Microsoft Corp and Google Inc have sealed separate agreements to access real-time content from Web phenomenon Twitter, intensifying their battle for a search market that Google now dominates.

Google and Microsoft's 5-month-old Bing search engine, which hopes to take on the current leader, both won access to Twitter's store of public data in real time, executives at the two companies said on Wednesday.

The long-expected deals are expected to ramp up the efficacy and lure of search results, by allowing users to scan real-time Tweets: 140-character stream-of-consciousness messages that Twitter hosts on its vastly popular website.

But Microsoft appeared to one-up its rival Google, which controls 65 percent of the search market, with a deal also to include content from social networking site Facebook, one of the Internet's most visited addresses.

Terms of the deals -- which were non-exclusive -- were not disclosed.
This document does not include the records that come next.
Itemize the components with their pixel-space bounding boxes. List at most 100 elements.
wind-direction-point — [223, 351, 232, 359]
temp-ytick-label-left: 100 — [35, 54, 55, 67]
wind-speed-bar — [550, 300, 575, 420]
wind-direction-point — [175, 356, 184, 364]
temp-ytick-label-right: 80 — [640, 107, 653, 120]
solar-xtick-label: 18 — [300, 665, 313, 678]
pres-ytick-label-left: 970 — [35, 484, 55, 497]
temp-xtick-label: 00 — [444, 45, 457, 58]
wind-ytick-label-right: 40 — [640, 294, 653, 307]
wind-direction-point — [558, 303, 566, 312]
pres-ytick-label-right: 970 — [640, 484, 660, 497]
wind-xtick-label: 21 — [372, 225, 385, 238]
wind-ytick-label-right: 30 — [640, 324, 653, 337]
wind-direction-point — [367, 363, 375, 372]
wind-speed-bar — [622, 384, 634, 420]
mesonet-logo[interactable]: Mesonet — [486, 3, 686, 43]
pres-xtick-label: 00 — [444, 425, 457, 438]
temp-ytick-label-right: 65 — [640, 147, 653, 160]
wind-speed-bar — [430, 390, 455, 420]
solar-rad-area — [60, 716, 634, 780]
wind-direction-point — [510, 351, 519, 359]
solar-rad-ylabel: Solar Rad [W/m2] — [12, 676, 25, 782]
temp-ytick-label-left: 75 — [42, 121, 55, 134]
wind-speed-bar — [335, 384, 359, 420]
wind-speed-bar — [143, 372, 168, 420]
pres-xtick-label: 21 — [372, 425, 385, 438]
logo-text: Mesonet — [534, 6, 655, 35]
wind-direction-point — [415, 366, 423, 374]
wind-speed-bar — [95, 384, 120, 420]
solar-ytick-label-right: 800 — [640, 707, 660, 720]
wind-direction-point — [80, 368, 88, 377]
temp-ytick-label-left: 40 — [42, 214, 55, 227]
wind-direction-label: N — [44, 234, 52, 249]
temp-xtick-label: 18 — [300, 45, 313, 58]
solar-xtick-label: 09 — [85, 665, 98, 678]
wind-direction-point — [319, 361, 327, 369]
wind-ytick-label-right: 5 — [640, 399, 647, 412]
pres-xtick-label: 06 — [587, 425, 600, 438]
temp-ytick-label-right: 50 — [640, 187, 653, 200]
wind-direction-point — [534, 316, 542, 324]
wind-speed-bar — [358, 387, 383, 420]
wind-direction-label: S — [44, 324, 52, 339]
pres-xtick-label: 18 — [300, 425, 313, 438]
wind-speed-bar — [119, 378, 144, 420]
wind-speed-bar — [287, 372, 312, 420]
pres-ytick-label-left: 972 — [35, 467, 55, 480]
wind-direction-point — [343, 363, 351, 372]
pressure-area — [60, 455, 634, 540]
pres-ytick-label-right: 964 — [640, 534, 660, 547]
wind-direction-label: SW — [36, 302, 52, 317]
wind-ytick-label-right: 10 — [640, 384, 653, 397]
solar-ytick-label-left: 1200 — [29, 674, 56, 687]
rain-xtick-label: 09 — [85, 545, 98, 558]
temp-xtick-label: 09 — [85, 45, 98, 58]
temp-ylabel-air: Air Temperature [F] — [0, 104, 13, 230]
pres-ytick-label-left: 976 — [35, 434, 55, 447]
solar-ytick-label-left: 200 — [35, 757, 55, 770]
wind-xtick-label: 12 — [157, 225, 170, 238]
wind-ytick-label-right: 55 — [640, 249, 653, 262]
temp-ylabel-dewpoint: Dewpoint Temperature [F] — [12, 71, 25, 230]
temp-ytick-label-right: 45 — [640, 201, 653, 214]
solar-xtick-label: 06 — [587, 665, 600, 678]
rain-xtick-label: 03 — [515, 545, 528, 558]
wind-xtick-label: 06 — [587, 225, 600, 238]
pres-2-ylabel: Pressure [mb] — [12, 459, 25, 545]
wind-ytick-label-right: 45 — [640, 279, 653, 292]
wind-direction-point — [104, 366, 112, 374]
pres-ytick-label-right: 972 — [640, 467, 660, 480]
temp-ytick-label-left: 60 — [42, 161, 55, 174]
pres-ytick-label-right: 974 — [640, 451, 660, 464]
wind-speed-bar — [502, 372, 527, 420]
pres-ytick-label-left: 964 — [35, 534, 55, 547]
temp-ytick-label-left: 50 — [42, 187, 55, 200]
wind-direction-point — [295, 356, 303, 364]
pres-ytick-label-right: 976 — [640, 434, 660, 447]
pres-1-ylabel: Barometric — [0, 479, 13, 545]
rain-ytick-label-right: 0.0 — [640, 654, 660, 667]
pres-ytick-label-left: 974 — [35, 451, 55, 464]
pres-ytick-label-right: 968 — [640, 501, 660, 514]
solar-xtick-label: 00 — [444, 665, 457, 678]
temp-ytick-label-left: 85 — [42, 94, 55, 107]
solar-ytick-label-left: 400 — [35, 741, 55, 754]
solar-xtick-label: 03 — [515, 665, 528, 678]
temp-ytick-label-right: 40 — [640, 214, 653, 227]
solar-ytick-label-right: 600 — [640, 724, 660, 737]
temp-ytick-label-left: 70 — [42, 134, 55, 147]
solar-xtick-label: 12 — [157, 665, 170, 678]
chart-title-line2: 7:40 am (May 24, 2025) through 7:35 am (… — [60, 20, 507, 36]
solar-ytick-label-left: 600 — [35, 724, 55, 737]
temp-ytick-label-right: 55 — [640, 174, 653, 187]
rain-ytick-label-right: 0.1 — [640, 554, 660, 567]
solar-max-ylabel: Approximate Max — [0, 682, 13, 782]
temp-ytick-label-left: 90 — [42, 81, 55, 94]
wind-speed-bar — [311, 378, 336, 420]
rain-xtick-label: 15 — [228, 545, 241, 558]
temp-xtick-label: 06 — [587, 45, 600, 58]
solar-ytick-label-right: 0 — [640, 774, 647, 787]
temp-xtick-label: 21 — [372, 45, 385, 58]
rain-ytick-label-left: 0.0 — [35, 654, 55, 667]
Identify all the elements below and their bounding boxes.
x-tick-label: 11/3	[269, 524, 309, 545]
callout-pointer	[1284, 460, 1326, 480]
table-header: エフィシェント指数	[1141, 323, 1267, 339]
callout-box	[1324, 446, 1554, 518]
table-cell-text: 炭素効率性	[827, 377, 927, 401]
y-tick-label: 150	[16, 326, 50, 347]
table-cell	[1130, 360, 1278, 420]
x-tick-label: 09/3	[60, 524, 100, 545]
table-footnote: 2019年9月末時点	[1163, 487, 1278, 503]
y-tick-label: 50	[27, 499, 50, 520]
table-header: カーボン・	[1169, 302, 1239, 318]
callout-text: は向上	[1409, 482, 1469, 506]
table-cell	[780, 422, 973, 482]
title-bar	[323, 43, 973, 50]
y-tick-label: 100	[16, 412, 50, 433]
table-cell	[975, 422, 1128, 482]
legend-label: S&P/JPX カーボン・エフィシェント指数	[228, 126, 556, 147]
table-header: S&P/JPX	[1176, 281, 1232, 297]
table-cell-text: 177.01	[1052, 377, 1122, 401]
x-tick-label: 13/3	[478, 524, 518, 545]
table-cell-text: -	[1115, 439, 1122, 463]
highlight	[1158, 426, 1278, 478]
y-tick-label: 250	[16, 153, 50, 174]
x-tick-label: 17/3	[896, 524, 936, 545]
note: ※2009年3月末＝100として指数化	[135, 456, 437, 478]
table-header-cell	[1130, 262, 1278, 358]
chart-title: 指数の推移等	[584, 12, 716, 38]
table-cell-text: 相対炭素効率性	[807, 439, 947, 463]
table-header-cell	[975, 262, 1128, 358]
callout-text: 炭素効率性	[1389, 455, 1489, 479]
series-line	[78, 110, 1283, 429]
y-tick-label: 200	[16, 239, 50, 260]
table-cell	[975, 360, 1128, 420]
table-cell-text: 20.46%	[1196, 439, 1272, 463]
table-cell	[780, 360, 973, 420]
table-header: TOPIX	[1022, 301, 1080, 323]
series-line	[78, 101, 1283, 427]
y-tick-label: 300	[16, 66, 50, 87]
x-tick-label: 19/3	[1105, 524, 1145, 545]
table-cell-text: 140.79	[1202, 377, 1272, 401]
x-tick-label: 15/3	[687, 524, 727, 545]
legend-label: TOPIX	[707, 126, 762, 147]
In the past few years, an entirely new type of data has emerged -- real-time updates like those on Twitter, said Marissa Mayer, Google's vice president of search products.

We have reached an agreement with Twitter to include their updates in our search results. We believe that our search results and user experience will greatly benefit from the inclusion of this up-to-the-minute data.

Twitter, the 3-year-old Web start-up that has become an Internet sensation popularized by celebrities and government, attracts tens of millions of visitors every month.

Qi Lu, president of online services at Microsoft, said data from Twitter could provide signals about which content on the Web is most popular and most relevant to search queries.

You can use those to augment today's search experience, Lu told a San Francisco Internet conference.

AN INTERNET PHENOMENON

From Wednesday, Twitter search results will be accessible on a special section of Bing as a beta, or test product. Microsoft plans to present the most popular Tweets of the moment, while allowing Web surfers to view Twitter messages that contain links to other Web content. Microsoft will filter out spam and other extraneous data.

Conversely, Bing's Facebook deal encompasses only messages that its 300 million-plus users have flagged as viewable to the public, a practice that is relatively new and not as widespread on the social network, where users typically send messages to groups of friends.

This is one of the first times that a search engine will be differentiated through access to content. We think Bing will benefit from the right to index and display the tweets almost as soon as they are posted, JPMorgan said in a research note before Google announced its own agreement.

As searchers are looking for more and more real-time Web results, we think this partnership will help Bing to improve its user experience.

Microsoft also inked a deal this year to entwine its search efforts with Yahoo's.

Yahoo's chief technology officer, Ari Balogh, told reporters that, generally speaking, any data Microsoft's search engine has access to would also be accessible to Yahoo under the terms of their partnership.